Alaeddin Borujerdi, the head of the parliament’s foreign affairs committee, said the “intelligence services of the United States and Britain” were behind the attack, according to the ISNA news agency.
President Barack Obama spoke out strongly against the attack, however, which fell during the Shiite Muslim holiday of Ashura.
"I strongly condemn the outrageous terrorist attack on a mosque in Chabahar, Iran," said Obama in a written statement. "The murder of innocent civilians in their place of worship during Ashura is a despicable offense, and those who carried it out must be held accountable. This is a disgraceful and cowardly act."
Alistair Burt, the British foreign office minister for the Middle East, said the UK “strongly condemns this atrocity.”
Attackers struck sooner than expected
Three photographs accompanied the Jundallah statement. The first image shows the two young men – one appears young enough to still be a school student – posing with AK-47 assault rifles and with two plastic-wrapped suicide vests in front of them.
A second image shows the younger attacker standing alone with a hint of a grin on his boyish face, and wearing his suicide vest over a white T-shirt, the package of explosives held in place by two colorful shoulder straps.
The third image shows the smiling, older attacker with longish hair, a baseball cap and a trace of beard, with hands in the front pocket of his jeans – to all appearance a typical Iranian youth, except for the wired explosive vest around his waist.
State television reported that for the past three days Iranian authorities had received threats of imminent Jundallah attacks in Iran’s remote Sistan-Baluchistan Province, which abuts the border with Pakistan and, further north, Afghanistan.

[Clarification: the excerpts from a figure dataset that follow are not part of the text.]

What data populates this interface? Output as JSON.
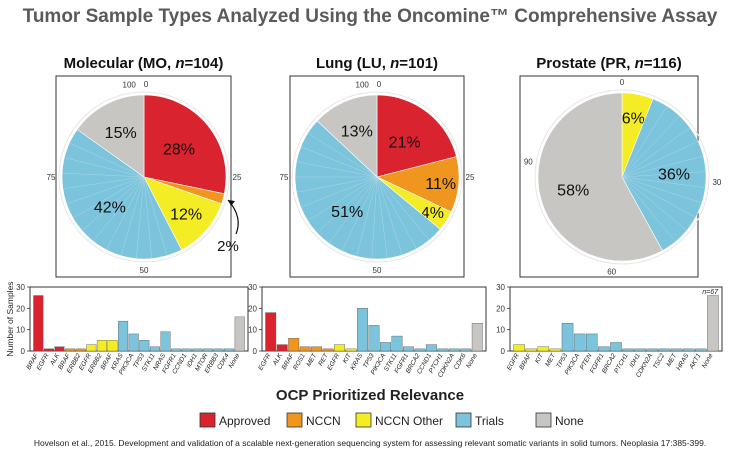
{
  "title": "Tumor Sample Types Analyzed Using the Oncomine™ Comprehensive Assay",
  "relevance_title": "OCP Prioritized Relevance",
  "bar_ylabel": "Number of Samples",
  "colors": {
    "Approved": "#d9232e",
    "NCCN": "#f0961e",
    "NCCN Other": "#f4ec25",
    "Trials": "#7cc4dc",
    "None": "#c8c6c3"
  },
  "legend": [
    {
      "label": "Approved",
      "key": "Approved"
    },
    {
      "label": "NCCN",
      "key": "NCCN"
    },
    {
      "label": "NCCN Other",
      "key": "NCCN Other"
    },
    {
      "label": "Trials",
      "key": "Trials"
    },
    {
      "label": "None",
      "key": "None"
    }
  ],
  "citation": "Hovelson et al., 2015. Development and validation of a scalable next-generation sequencing system for assessing relevant somatic variants in solid tumors. Neoplasia 17:385-399.",
  "chart_data": [
    {
      "type": "pie",
      "title": "Molecular (MO, n=104)",
      "title_pre": "Molecular (MO, ",
      "title_n": "n",
      "title_post": "=104)",
      "ticks": [
        "0",
        "25",
        "50",
        "75",
        "100"
      ],
      "slices": [
        {
          "name": "Approved",
          "value": 28,
          "label": "28%"
        },
        {
          "name": "NCCN",
          "value": 2,
          "label": "2%"
        },
        {
          "name": "NCCN Other",
          "value": 12,
          "label": "12%"
        },
        {
          "name": "Trials",
          "value": 42,
          "label": "42%"
        },
        {
          "name": "None",
          "value": 15,
          "label": "15%"
        }
      ]
    },
    {
      "type": "pie",
      "title": "Lung (LU, n=101)",
      "title_pre": "Lung (LU, ",
      "title_n": "n",
      "title_post": "=101)",
      "ticks": [
        "0",
        "25",
        "50",
        "75",
        "100"
      ],
      "slices": [
        {
          "name": "Approved",
          "value": 21,
          "label": "21%"
        },
        {
          "name": "NCCN",
          "value": 11,
          "label": "11%"
        },
        {
          "name": "NCCN Other",
          "value": 4,
          "label": "4%"
        },
        {
          "name": "Trials",
          "value": 51,
          "label": "51%"
        },
        {
          "name": "None",
          "value": 13,
          "label": "13%"
        }
      ]
    },
    {
      "type": "pie",
      "title": "Prostate (PR, n=116)",
      "title_pre": "Prostate (PR, ",
      "title_n": "n",
      "title_post": "=116)",
      "ticks": [
        "0",
        "30",
        "60",
        "90"
      ],
      "slices": [
        {
          "name": "NCCN Other",
          "value": 6,
          "label": "6%"
        },
        {
          "name": "Trials",
          "value": 36,
          "label": "36%"
        },
        {
          "name": "None",
          "value": 58,
          "label": "58%"
        }
      ]
    },
    {
      "type": "bar",
      "ylabel": "Number of Samples",
      "ylim": [
        0,
        30
      ],
      "yticks": [
        "0",
        "10",
        "20",
        "30"
      ],
      "bars": [
        {
          "gene": "BRAF",
          "value": 26,
          "cat": "Approved"
        },
        {
          "gene": "EGFR",
          "value": 1,
          "cat": "Approved"
        },
        {
          "gene": "ALK",
          "value": 2,
          "cat": "Approved"
        },
        {
          "gene": "BRAF",
          "value": 1,
          "cat": "NCCN"
        },
        {
          "gene": "ERBB2",
          "value": 1,
          "cat": "NCCN"
        },
        {
          "gene": "EGFR",
          "value": 3,
          "cat": "NCCN Other"
        },
        {
          "gene": "ERBB2",
          "value": 5,
          "cat": "NCCN Other"
        },
        {
          "gene": "BRAF",
          "value": 5,
          "cat": "NCCN Other"
        },
        {
          "gene": "KRAS",
          "value": 14,
          "cat": "Trials"
        },
        {
          "gene": "PIK3CA",
          "value": 8,
          "cat": "Trials"
        },
        {
          "gene": "TP53",
          "value": 5,
          "cat": "Trials"
        },
        {
          "gene": "STK11",
          "value": 2,
          "cat": "Trials"
        },
        {
          "gene": "NRAS",
          "value": 9,
          "cat": "Trials"
        },
        {
          "gene": "FGFR1",
          "value": 1,
          "cat": "Trials"
        },
        {
          "gene": "CCND1",
          "value": 1,
          "cat": "Trials"
        },
        {
          "gene": "IDH1",
          "value": 1,
          "cat": "Trials"
        },
        {
          "gene": "MTOR",
          "value": 1,
          "cat": "Trials"
        },
        {
          "gene": "ERBB3",
          "value": 1,
          "cat": "Trials"
        },
        {
          "gene": "CDK4",
          "value": 1,
          "cat": "Trials"
        },
        {
          "gene": "None",
          "value": 16,
          "cat": "None"
        }
      ]
    },
    {
      "type": "bar",
      "ylim": [
        0,
        30
      ],
      "yticks": [
        "0",
        "10",
        "20",
        "30"
      ],
      "bars": [
        {
          "gene": "EGFR",
          "value": 18,
          "cat": "Approved"
        },
        {
          "gene": "ALK",
          "value": 3,
          "cat": "Approved"
        },
        {
          "gene": "BRAF",
          "value": 6,
          "cat": "NCCN"
        },
        {
          "gene": "ROS1",
          "value": 2,
          "cat": "NCCN"
        },
        {
          "gene": "MET",
          "value": 2,
          "cat": "NCCN"
        },
        {
          "gene": "RET",
          "value": 1,
          "cat": "NCCN"
        },
        {
          "gene": "EGFR",
          "value": 3,
          "cat": "NCCN Other"
        },
        {
          "gene": "KIT",
          "value": 1,
          "cat": "NCCN Other"
        },
        {
          "gene": "KRAS",
          "value": 20,
          "cat": "Trials"
        },
        {
          "gene": "TP53",
          "value": 12,
          "cat": "Trials"
        },
        {
          "gene": "PIK3CA",
          "value": 4,
          "cat": "Trials"
        },
        {
          "gene": "STK11",
          "value": 7,
          "cat": "Trials"
        },
        {
          "gene": "FGFR1",
          "value": 2,
          "cat": "Trials"
        },
        {
          "gene": "BRCA2",
          "value": 1,
          "cat": "Trials"
        },
        {
          "gene": "CCND1",
          "value": 3,
          "cat": "Trials"
        },
        {
          "gene": "PTCH1",
          "value": 1,
          "cat": "Trials"
        },
        {
          "gene": "CDKN2A",
          "value": 1,
          "cat": "Trials"
        },
        {
          "gene": "CDK6",
          "value": 1,
          "cat": "Trials"
        },
        {
          "gene": "None",
          "value": 13,
          "cat": "None"
        }
      ]
    },
    {
      "type": "bar",
      "ylim": [
        0,
        30
      ],
      "yticks": [
        "0",
        "10",
        "20",
        "30"
      ],
      "annotation": "n=67",
      "bars": [
        {
          "gene": "EGFR",
          "value": 3,
          "cat": "NCCN Other"
        },
        {
          "gene": "BRAF",
          "value": 1,
          "cat": "NCCN Other"
        },
        {
          "gene": "KIT",
          "value": 2,
          "cat": "NCCN Other"
        },
        {
          "gene": "MET",
          "value": 1,
          "cat": "NCCN Other"
        },
        {
          "gene": "TP53",
          "value": 13,
          "cat": "Trials"
        },
        {
          "gene": "PIK3CA",
          "value": 8,
          "cat": "Trials"
        },
        {
          "gene": "PTEN",
          "value": 8,
          "cat": "Trials"
        },
        {
          "gene": "FGFR1",
          "value": 2,
          "cat": "Trials"
        },
        {
          "gene": "BRCA2",
          "value": 4,
          "cat": "Trials"
        },
        {
          "gene": "PTCH1",
          "value": 1,
          "cat": "Trials"
        },
        {
          "gene": "IDH1",
          "value": 1,
          "cat": "Trials"
        },
        {
          "gene": "CDKN2A",
          "value": 1,
          "cat": "Trials"
        },
        {
          "gene": "TSC2",
          "value": 1,
          "cat": "Trials"
        },
        {
          "gene": "MET",
          "value": 1,
          "cat": "Trials"
        },
        {
          "gene": "HRAS",
          "value": 1,
          "cat": "Trials"
        },
        {
          "gene": "AKT1",
          "value": 1,
          "cat": "Trials"
        },
        {
          "gene": "None",
          "value": 26,
          "cat": "None"
        }
      ]
    }
  ]
}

But security would have been tightened most in the provincial capital of Zahedan – the site of many previous attacks – and for the actual peak of Ashura on Thursday. That day marks the 7th-century death of Hossein, the revered third imam for Shiites, at the hands of a Sunni army.

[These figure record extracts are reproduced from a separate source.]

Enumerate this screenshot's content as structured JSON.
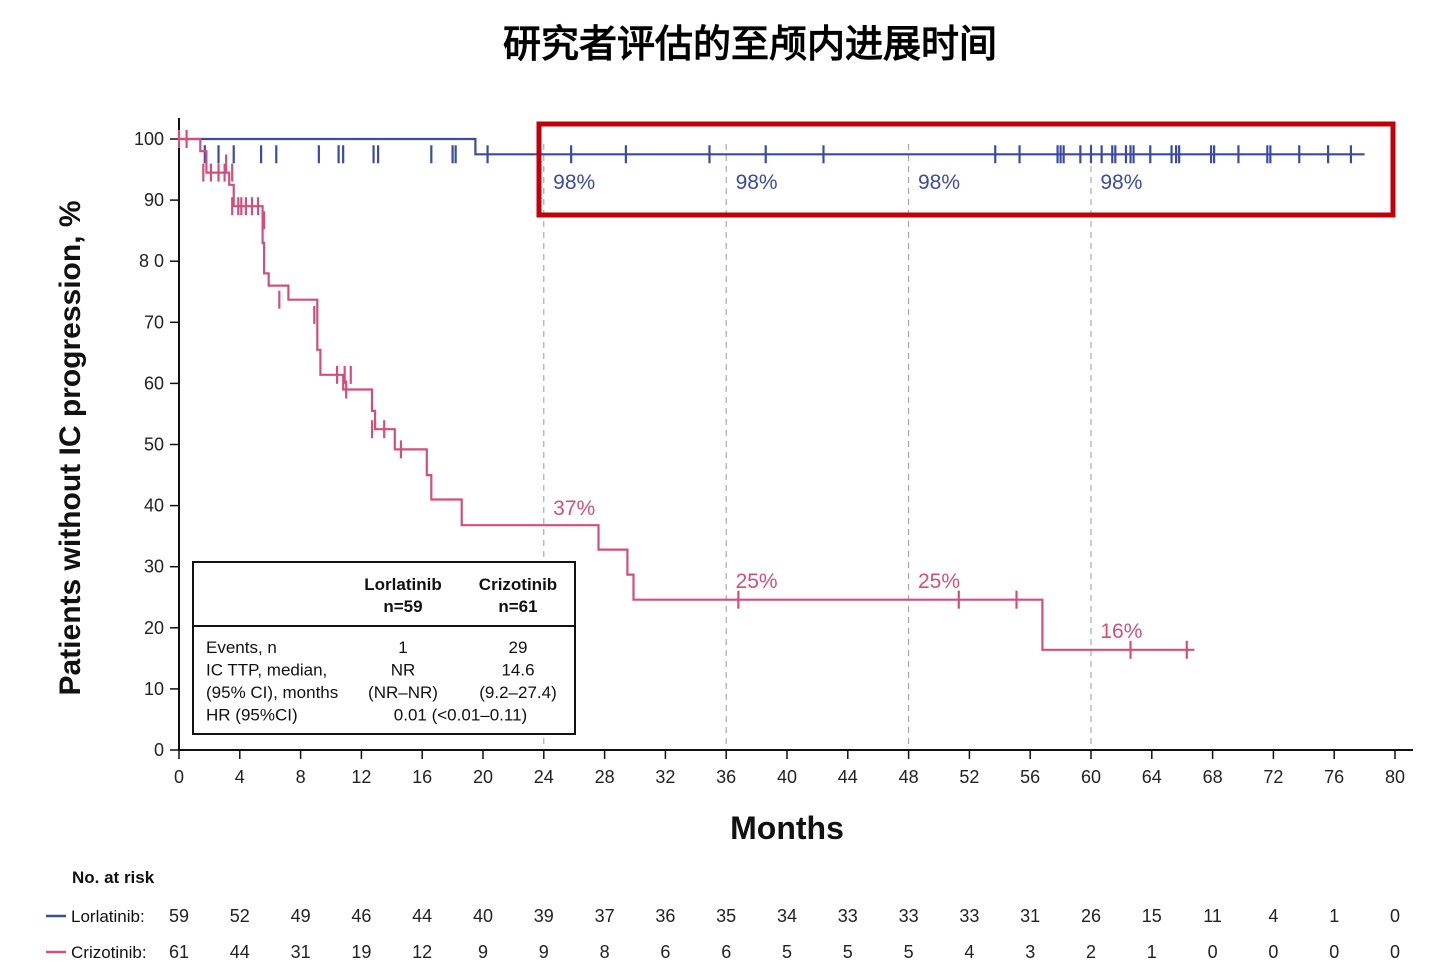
{
  "chart_data": {
    "type": "line",
    "title": "研究者评估的至颅内进展时间",
    "xlabel": "Months",
    "ylabel": "Patients without IC progression, %",
    "xlim": [
      0,
      80
    ],
    "ylim": [
      0,
      100
    ],
    "x_ticks": [
      0,
      4,
      8,
      12,
      16,
      20,
      24,
      28,
      32,
      36,
      40,
      44,
      48,
      52,
      56,
      60,
      64,
      68,
      72,
      76,
      80
    ],
    "y_ticks": [
      0,
      10,
      20,
      30,
      40,
      50,
      60,
      70,
      80,
      90,
      100
    ],
    "y_tick_labels": [
      "0",
      "10",
      "20",
      "30",
      "40",
      "50",
      "60",
      "70",
      "8 0",
      "90",
      "100"
    ],
    "reference_lines_x": [
      24,
      36,
      48,
      60
    ],
    "series": [
      {
        "name": "Lorlatinib",
        "color": "#3b4aa3",
        "step_points": [
          [
            0,
            100
          ],
          [
            19.5,
            100
          ],
          [
            19.5,
            97.5
          ],
          [
            78,
            97.5
          ]
        ],
        "censor_x": [
          1.7,
          2.6,
          3.6,
          5.4,
          6.4,
          9.2,
          10.5,
          10.8,
          12.8,
          13.1,
          16.6,
          18,
          18.2,
          20.3,
          25.8,
          29.4,
          34.9,
          38.6,
          42.4,
          53.7,
          55.3,
          57.8,
          58,
          58.2,
          59.3,
          60,
          60.7,
          61.4,
          61.6,
          62.3,
          62.6,
          62.8,
          63.9,
          65.3,
          65.6,
          65.8,
          67.9,
          68.1,
          69.7,
          71.6,
          71.8,
          73.7,
          75.6,
          77.1
        ],
        "censor_y": 97.5,
        "annotations": [
          {
            "label": "98%",
            "x": 26,
            "y": 93
          }
        ]
      },
      {
        "name": "Crizotinib",
        "color": "#d24f7c",
        "step_points": [
          [
            0,
            100
          ],
          [
            1.4,
            100
          ],
          [
            1.4,
            98
          ],
          [
            1.8,
            98
          ],
          [
            1.8,
            94.5
          ],
          [
            3.3,
            94.5
          ],
          [
            3.3,
            92.5
          ],
          [
            3.6,
            92.5
          ],
          [
            3.6,
            89
          ],
          [
            5.5,
            89
          ],
          [
            5.5,
            83
          ],
          [
            5.6,
            83
          ],
          [
            5.6,
            78
          ],
          [
            5.9,
            78
          ],
          [
            5.9,
            76
          ],
          [
            7.2,
            76
          ],
          [
            7.2,
            73.7
          ],
          [
            9.1,
            73.7
          ],
          [
            9.1,
            65.5
          ],
          [
            9.3,
            65.5
          ],
          [
            9.3,
            61.4
          ],
          [
            10.8,
            61.4
          ],
          [
            10.8,
            59
          ],
          [
            12.7,
            59
          ],
          [
            12.7,
            55.5
          ],
          [
            12.9,
            55.5
          ],
          [
            12.9,
            52.5
          ],
          [
            14.2,
            52.5
          ],
          [
            14.2,
            49.2
          ],
          [
            16.3,
            49.2
          ],
          [
            16.3,
            45
          ],
          [
            16.6,
            45
          ],
          [
            16.6,
            41
          ],
          [
            18.6,
            41
          ],
          [
            18.6,
            36.8
          ],
          [
            27.6,
            36.8
          ],
          [
            27.6,
            32.8
          ],
          [
            29.5,
            32.8
          ],
          [
            29.5,
            28.7
          ],
          [
            29.9,
            28.7
          ],
          [
            29.9,
            24.6
          ],
          [
            56.8,
            24.6
          ],
          [
            56.8,
            16.4
          ],
          [
            66.8,
            16.4
          ]
        ],
        "censor_points": [
          [
            0,
            100
          ],
          [
            0.5,
            100
          ],
          [
            1.6,
            94.5
          ],
          [
            2.1,
            94.5
          ],
          [
            2.6,
            94.5
          ],
          [
            3.0,
            94.5
          ],
          [
            3.1,
            96
          ],
          [
            3.5,
            94.5
          ],
          [
            3.5,
            89
          ],
          [
            3.9,
            89
          ],
          [
            4.1,
            89
          ],
          [
            4.4,
            89
          ],
          [
            4.8,
            89
          ],
          [
            5.2,
            89
          ],
          [
            5.6,
            86.7
          ],
          [
            6.6,
            73.7
          ],
          [
            8.9,
            71.2
          ],
          [
            10.4,
            61.4
          ],
          [
            10.9,
            61.4
          ],
          [
            11.3,
            61.4
          ],
          [
            11.0,
            59
          ],
          [
            12.7,
            52.5
          ],
          [
            13.5,
            52.5
          ],
          [
            14.6,
            49.2
          ],
          [
            36.8,
            24.6
          ],
          [
            51.3,
            24.6
          ],
          [
            55.1,
            24.6
          ],
          [
            62.6,
            16.4
          ],
          [
            66.3,
            16.4
          ]
        ],
        "annotations": [
          {
            "label": "37%",
            "x": 26,
            "y": 38.5
          },
          {
            "label": "25%",
            "x": 38,
            "y": 26.5
          },
          {
            "label": "25%",
            "x": 50,
            "y": 26.5
          },
          {
            "label": "16%",
            "x": 62,
            "y": 18.3
          }
        ]
      }
    ],
    "lorlatinib_labels": [
      {
        "label": "98%",
        "x": 26
      },
      {
        "label": "98%",
        "x": 38
      },
      {
        "label": "98%",
        "x": 50
      },
      {
        "label": "98%",
        "x": 62
      }
    ],
    "legend_table": {
      "headers": [
        [
          "Lorlatinib",
          "n=59"
        ],
        [
          "Crizotinib",
          "n=61"
        ]
      ],
      "rows": [
        {
          "label": "Events, n",
          "lorlatinib": "1",
          "crizotinib": "29"
        },
        {
          "label": "IC TTP, median,",
          "lorlatinib": "NR",
          "crizotinib": "14.6"
        },
        {
          "label": "(95% CI), months",
          "lorlatinib": "(NR–NR)",
          "crizotinib": "(9.2–27.4)"
        },
        {
          "label": "HR (95%CI)",
          "combined": "0.01 (<0.01–0.11)"
        }
      ]
    },
    "risk_table": {
      "title": "No. at risk",
      "rows": [
        {
          "label": "Lorlatinib:",
          "color": "#3b4aa3",
          "values": [
            59,
            52,
            49,
            46,
            44,
            40,
            39,
            37,
            36,
            35,
            34,
            33,
            33,
            33,
            31,
            26,
            15,
            11,
            4,
            1,
            0
          ]
        },
        {
          "label": "Crizotinib:",
          "color": "#d24f7c",
          "values": [
            61,
            44,
            31,
            19,
            12,
            9,
            9,
            8,
            6,
            6,
            5,
            5,
            5,
            4,
            3,
            2,
            1,
            0,
            0,
            0,
            0
          ]
        }
      ]
    },
    "highlight_box_color": "#c0000b"
  }
}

“Their goal is to divide the Shiites and Sunnis, and to incite differences between them,” said a mourner named Rahimi after the blasts, according to news agency footage that aired on Al Jazeera English. “In the view of all freedom-seekers, it is not a good action and is condemned.”

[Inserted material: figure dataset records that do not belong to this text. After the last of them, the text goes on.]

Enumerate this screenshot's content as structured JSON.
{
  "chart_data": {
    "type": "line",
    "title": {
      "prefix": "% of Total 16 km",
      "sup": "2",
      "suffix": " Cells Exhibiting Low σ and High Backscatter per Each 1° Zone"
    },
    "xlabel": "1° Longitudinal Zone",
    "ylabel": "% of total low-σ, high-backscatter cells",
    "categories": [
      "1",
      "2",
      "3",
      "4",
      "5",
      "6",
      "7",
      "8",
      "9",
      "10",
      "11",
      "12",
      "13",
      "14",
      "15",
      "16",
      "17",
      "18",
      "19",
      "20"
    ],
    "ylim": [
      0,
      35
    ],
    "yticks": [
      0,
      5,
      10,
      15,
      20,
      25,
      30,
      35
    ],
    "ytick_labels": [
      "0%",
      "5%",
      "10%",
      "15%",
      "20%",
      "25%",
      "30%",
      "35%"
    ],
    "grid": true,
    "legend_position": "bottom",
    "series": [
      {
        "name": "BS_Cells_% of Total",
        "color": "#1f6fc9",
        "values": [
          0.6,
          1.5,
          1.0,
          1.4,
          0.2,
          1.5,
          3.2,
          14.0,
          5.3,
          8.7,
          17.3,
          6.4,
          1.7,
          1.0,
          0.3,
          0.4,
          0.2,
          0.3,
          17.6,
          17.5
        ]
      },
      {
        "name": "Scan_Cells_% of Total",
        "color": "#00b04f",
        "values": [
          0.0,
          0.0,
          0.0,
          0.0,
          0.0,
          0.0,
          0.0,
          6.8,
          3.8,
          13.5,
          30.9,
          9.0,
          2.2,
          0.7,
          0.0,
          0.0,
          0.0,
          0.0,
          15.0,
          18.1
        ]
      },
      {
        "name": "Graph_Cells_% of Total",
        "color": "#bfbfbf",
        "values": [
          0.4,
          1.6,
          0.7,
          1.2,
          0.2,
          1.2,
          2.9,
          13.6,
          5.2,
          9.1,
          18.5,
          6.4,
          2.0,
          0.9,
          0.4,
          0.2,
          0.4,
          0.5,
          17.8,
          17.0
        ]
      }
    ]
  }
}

Iran has long accused US of backing Jundallah
Despite the execution of Jundallah’s leader – who was captured when his commercial flight from Dubai to Kyrgyzstan was forced to land by Iranian fighter planes last February – Jundallah has vowed to keep up what they consider a fight for more rights for ethnic Baluchs in Iran.
Jundallah has for years targeted both civilians and officers of Iran’s elite Revolutionary Guard unit, including high-profile bomb attacks such as the one that killed 42 people in October 2009 – among them seven ranking Guard officers and senior tribal leaders. Other attacks killed 20 worshipers in a mosque the previous May; and 11 Guard soldiers died when their bus was attacked in February 2004.
Tehran has long accused Washington of supporting Jundallah “terrorists” against the Islamic Republic, in a secret policy of backing minority groups with grievances against the regime. Iran’s top intelligence officials in February showed what they claimed were photographs of Rigi just days before his capture, on a US military base in Afghanistan.
In a televised “confession” after his arrest, Rigi himself said Jundallah had received US support, echoing earlier claims made by Rigi’s brother of US help. In 2007, ABC News quoted US officials saying anonymously that American cash was funneled through non-US intermediaries.
After Rigi’s arrest the regional governor had said: “The arrest has returned complete security to the region, and this province will follow the path of progress rapidly.”
And yet the desert region was struck by another bomb attack in July, in which Jundallah claimed responsibility for the deaths of 28, including Revolutionary Guard officers, at the Grand Mosque in Zahedan.
Despite the number of lethal attacks going back a decade, Jundallah was only added last month to the US State Department’s global list of terrorist groups.